On October 10, Opsens announced it had entered into a definitive agreement to be acquired by Haemonetics Corp and 9500-7704 Quebec Inc., its wholly owned subsidiary.
The transaction, which was unanimously approved by the Opsens board, represented a 50 per cent premium over the October 6 closing price and valued the company at about $345-million.
“This Transaction will create value for our Shareholders and is a testament to the quality of the team’s work over the years, the added value of our products, and the potential for the years to come. The integration within Haemonetics should enhance the benefits for Opsens’s products with access to a world-class sales network, while capitalizing on the specialized production and R&D expertise of Opsens. From design to production, Opsens’s expertise and knowledge are recognized by clinicians, hospitals and device industry suppliers and Opsens’s innovative products will be a valuable addition to Haemonetics’s existing product line,” said Opsens CEO Louis Laflamme.
But Sarugaser says shareholders could do better than this and says he sees another suitor potentially emerging.
“While this deal represents a 68% premium to OPS’s 10-day VWAP, we do not view it as a great outcome for OPS’s shareholders, and predict a non-zero probability of an over-the-top bid from a better-suited party willing to pay a fairer price for OPS’s cath lab products—OptoWire & SavvyWire—plus its underlying optical technology and IP,” he wrote.
The analyst says OPS is worth $3.50 to $4.00 a share.

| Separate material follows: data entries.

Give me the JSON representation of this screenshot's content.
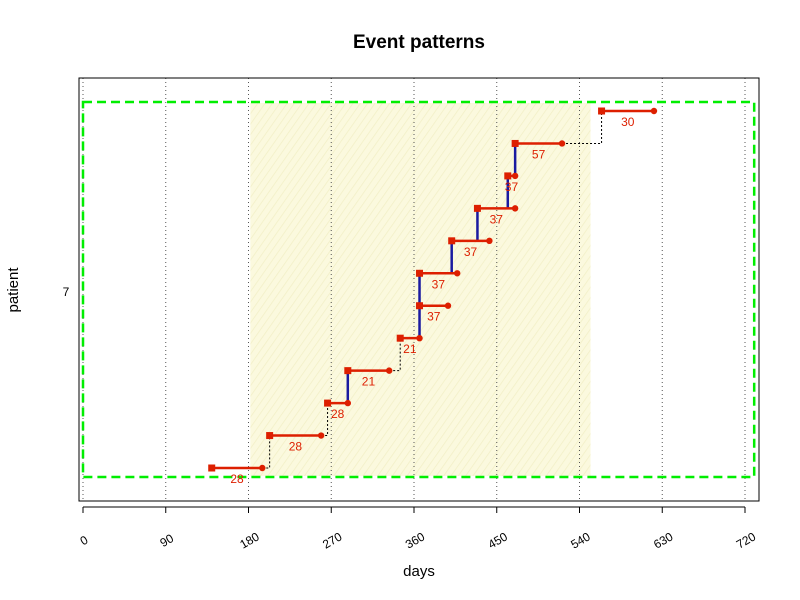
{
  "chart_data": {
    "type": "line",
    "title": "Event patterns",
    "xlabel": "days",
    "ylabel": "patient",
    "patient_id": "7",
    "xlim": [
      0,
      720
    ],
    "x_ticks": [
      0,
      90,
      180,
      270,
      360,
      450,
      540,
      630,
      720
    ],
    "x_tick_labels": [
      "0",
      "90",
      "180",
      "270",
      "360",
      "450",
      "540",
      "630",
      "720"
    ],
    "grid": "vertical dotted",
    "shaded_window": [
      182,
      552
    ],
    "time_window": [
      0,
      730
    ],
    "colors": {
      "episode": "#dd1f00",
      "gap_connector": "#000000",
      "overlap": "#1a1aa0",
      "window_border": "#00ee00",
      "shade": "#fbf9de"
    },
    "episodes": [
      {
        "start": 140,
        "end": 195,
        "label": "28"
      },
      {
        "start": 203,
        "end": 259,
        "label": "28"
      },
      {
        "start": 266,
        "end": 288,
        "label": "28"
      },
      {
        "start": 288,
        "end": 333,
        "label": "21"
      },
      {
        "start": 345,
        "end": 366,
        "label": "21"
      },
      {
        "start": 366,
        "end": 397,
        "label": "37"
      },
      {
        "start": 366,
        "end": 407,
        "label": "37"
      },
      {
        "start": 401,
        "end": 442,
        "label": "37"
      },
      {
        "start": 429,
        "end": 470,
        "label": "37"
      },
      {
        "start": 462,
        "end": 470,
        "label": "37"
      },
      {
        "start": 470,
        "end": 521,
        "label": "57"
      },
      {
        "start": 564,
        "end": 621,
        "label": "30"
      }
    ]
  }
}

“To us, the $2.90/sh deal price—representing a price tag of 5.4x FY24 consensus Rev.—feels quite low,” he argued. “OPS is still in the very early innings of its SavvyWire product launch, which we expect to inflect Rev. into 2025 (not to mention the potential for greater synergistic OptoWire penetration, plus, OPS’s growing OEM Rev. from sales to JNJ – see our JNJ acq. ABMD note), so, using relatively conservative multiples of 4.5x, 4.0x, and 3.5x OPS’s 2025, 2026, and 2027 Rev., we calculate a fair price closer to $3.50. Further, given that this is the potential Rev. we est. in OPS’s own hands, for this to be a good deal, shareholders should expect HAE to supercharge OPS’s baseline sales, so it would not be unreasonable to expect a price premium closer to $4.00.”